On July 25,1980, appellant Gordon filed a seven count complaint naming 38 individuals and entities as defendants and alleging violations of the Racketeer Influenced and Corrupt Organizations (RICO) Act, 18 U.S.C. sections 1961 et seq. The district court stayed discovery on October 29, 1980, dismissed the complaint for failure to state a claim on which relief could be granted on December 2, 1980, and denied Gordon’s motion for leave to amend his complaint as moot on February 24, 1981.

Undeterred by the failure of his prior complaint, Gordon filed an almost identical complaint against 44 individuals and entities on February 13, 1981, again alleging violations of RICO. On May 28, 1981, the district court entered an order dismissing this second action as barred by the doctrine of res judicata.

Gordon now appeals the district court’s ruling in both cases, contending that the district court erred in dismissing the complaints, in refusing to allow Gordon to amend the complaint, and in preventing discovery. Gordon and his attorney Halliburton also appeal the district court’s rulings that the defendants in these cases were entitled to attorneys’ fees because the cases were pursued in bad faith. We affirm these rulings of the district court.

We have reviewed the extensive briefs and records in these two cases, which we note are the twenty-second and twenty-third cases filed by Gordon stemming from the same transactions. We conclude that the cases below and their present appeals are frivolous and merit no further discussion by this court.

Instead, we turn our attention to the cross-appeals regarding attorneys’ fees.

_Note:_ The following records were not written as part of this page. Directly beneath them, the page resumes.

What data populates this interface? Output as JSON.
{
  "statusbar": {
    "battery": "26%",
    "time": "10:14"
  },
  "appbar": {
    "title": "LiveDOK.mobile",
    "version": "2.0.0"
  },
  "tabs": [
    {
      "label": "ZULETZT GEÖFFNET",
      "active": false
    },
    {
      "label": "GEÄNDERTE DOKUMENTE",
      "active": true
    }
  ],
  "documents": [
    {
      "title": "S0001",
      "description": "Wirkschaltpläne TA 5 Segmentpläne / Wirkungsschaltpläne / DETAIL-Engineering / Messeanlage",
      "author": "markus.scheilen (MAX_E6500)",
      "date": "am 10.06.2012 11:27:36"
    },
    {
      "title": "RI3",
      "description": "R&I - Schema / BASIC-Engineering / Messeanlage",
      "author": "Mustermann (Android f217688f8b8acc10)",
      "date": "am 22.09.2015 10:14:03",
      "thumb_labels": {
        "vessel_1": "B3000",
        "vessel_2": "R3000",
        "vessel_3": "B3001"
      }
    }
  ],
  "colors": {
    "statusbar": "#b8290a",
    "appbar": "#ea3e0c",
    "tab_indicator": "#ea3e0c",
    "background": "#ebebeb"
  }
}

The 44 named defendants in the two lawsuits were represented by 11 sets of attorneys, all of whom eventually filed motions for attorneys’ fees in both cases. Defendants requested that fees be assessed against Gordon and his attorneys Halliburton, Schwind, Stokes, and Sneed & Associates. On July 13, 1981, the district court held an evidentiary hearing. The defendants presented evidence on whether or not they were entitled to an award of attorneys’ fees and, if so, what the reasonable amount of the attorneys’ fees and costs should be. At the hearing, defendants voluntarily withdrew their motions for the award of attorneys’ fees against Stokes and Sneed & Associates. Based on evidence produced at the hearing, the district court ruled that the motions for attorneys’ fees awards against Schwind should be denied because of his minor role in the cases.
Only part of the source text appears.